Selain Barnabas R. banyak juga penonton Eva yang rela membayar lebih banyak glot (alat tukar di masa itu) demi melihatnya melakukan hal tertentu selama siaran. Kemurungan, adalah kata ganti yang paling tepat dalam menggambarkan novela ini.
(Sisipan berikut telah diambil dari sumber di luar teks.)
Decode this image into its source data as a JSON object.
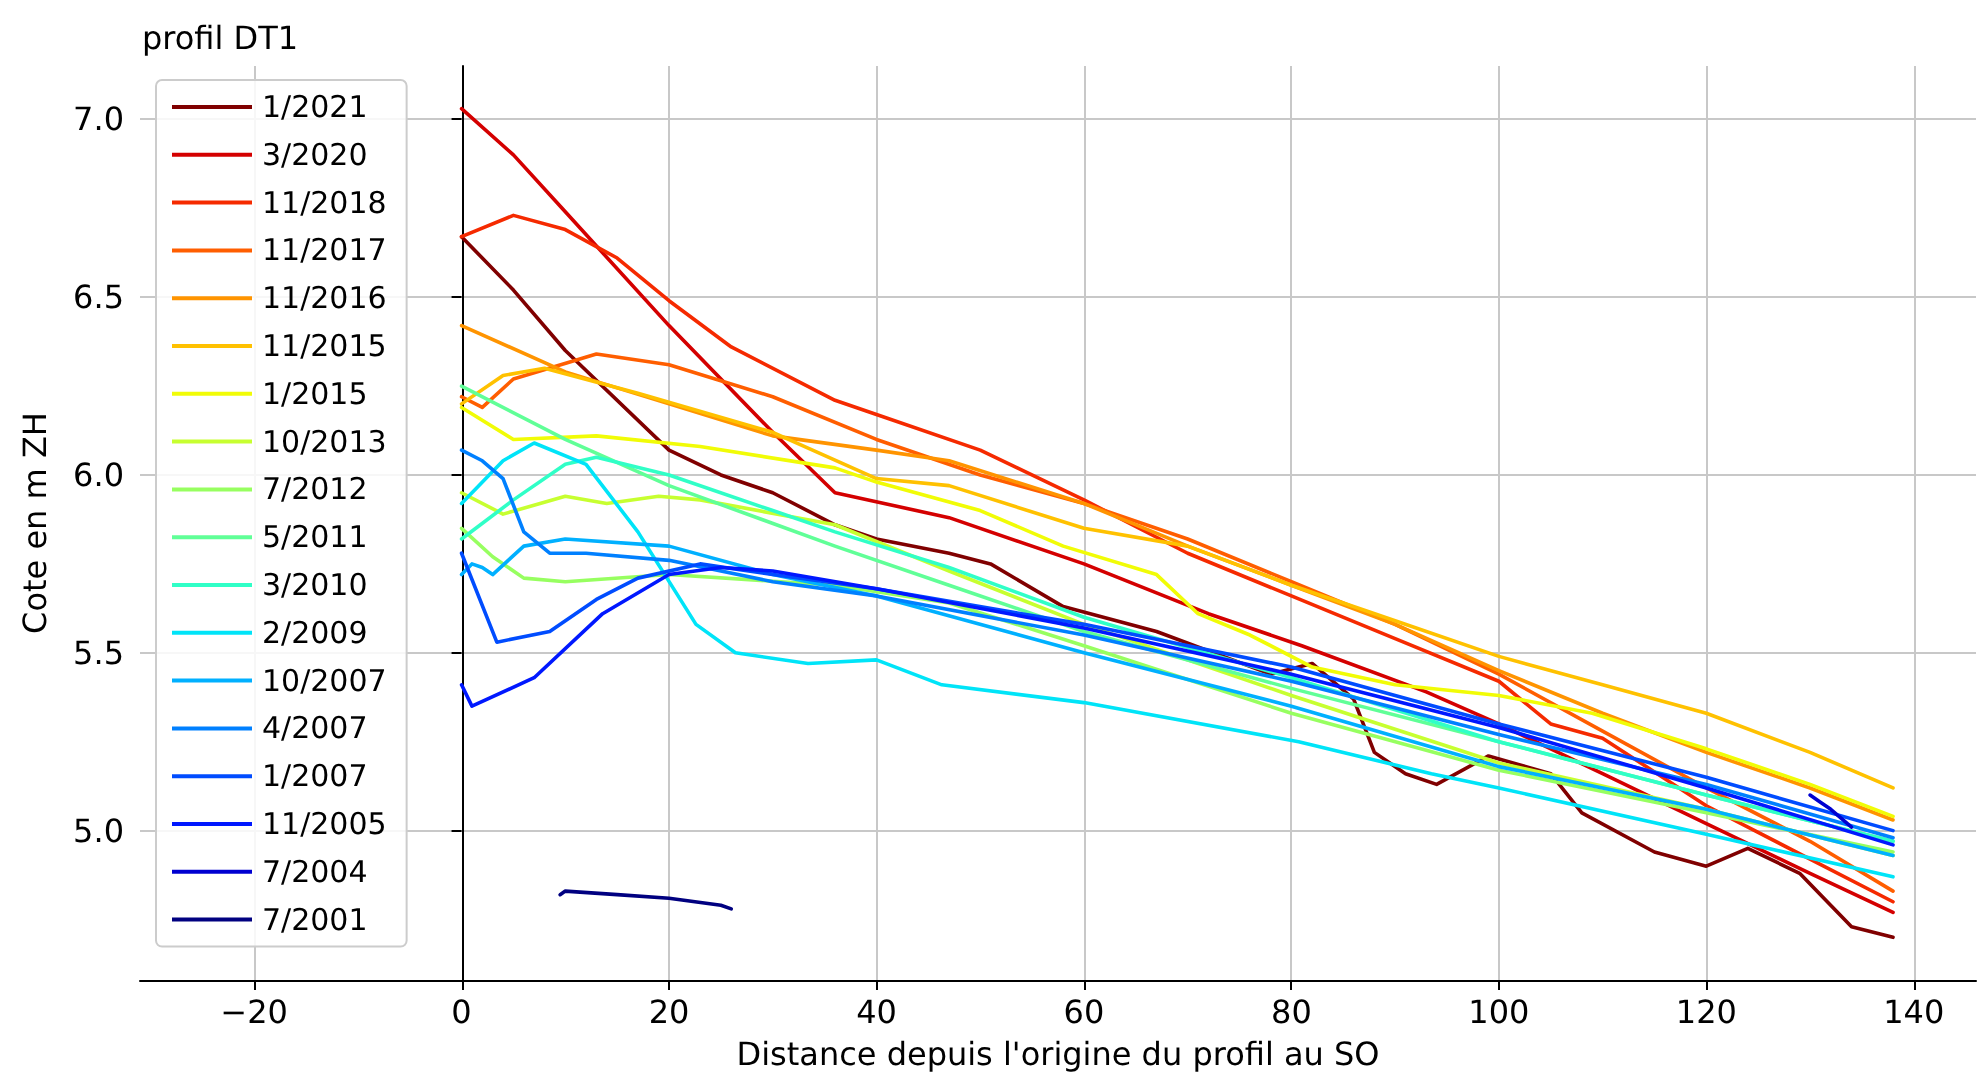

Para tokoh mesti menjalani hidup masing-masing tanpa saling mengaku tengah merasakan kesepian dengan terhambatnya segala pertemuan nyata bersama ketidakpastian perkembangan virus. Kenaikan peringkat dan kesibukan membuat konten siaran bahkan hanya sesaat saja menyelamatkan Eva H. dari rasa sepi.
Beberapa detik kemudian, layar WiseWrist di pergelangan tangan Eva H. menampilkan tanda centang putih berlatar belakang hijau, menandakan Saul telah berhasil mengirimkan kembali laporan itu pada Badan Kesehatan. (hal18)
Selain menyajikan para warga kota yang berjibaku dengan keterpisahan, novela ini juga menyajikan istilah-istilah unik terkait teknologi di masa itu. Beberapa di antaranya, WiseWrist yang merupakan alat pengawas kesehatan warga dari Badan Kesehatan, WiseWatch yang merupakan lensa kontak untuk menyuguhkan tayangan interaktif komputer, hingga WishWear yang dapat mencetak benda-benda sesuai imajinasi dalam kepala. Keberadaan teknologi diletakkan dalam dialog juga narasi dan berpengaruh terhadap jalannya cerita. Keberadaan teknologi ini pula, yang memungkinkan interaksi antar manusia tidak banyak terjadi. Banyak tugas bisa dilakukan teknologi.
Meski menyoal kebaruan teknologi dalam novela ini bersifat relatif, Menanam Gamang selanjutnya menyajikan akhir yang terbuka. Membuat pembaca menebak-nebak sendiri mana yang lebih dahulu mampu menyelamatkan, berhasil menangkal virus yang entah kapan atau mengatasi rasa keterpisahan pada diri.
Judul buku: Menanam Gamang
Penulis: Dhianita Kusuma Pertiwi
Penyunting: M Dandy
Penerbit: Pelangi Sastra
Cetakan: Pertama, Oktober 2020
Ketebalan: 124 halaman
ISBN: 978-623-7283-89-8
Catatan: ditulis 2021 semasa corona tapi lupa nggak diunggah.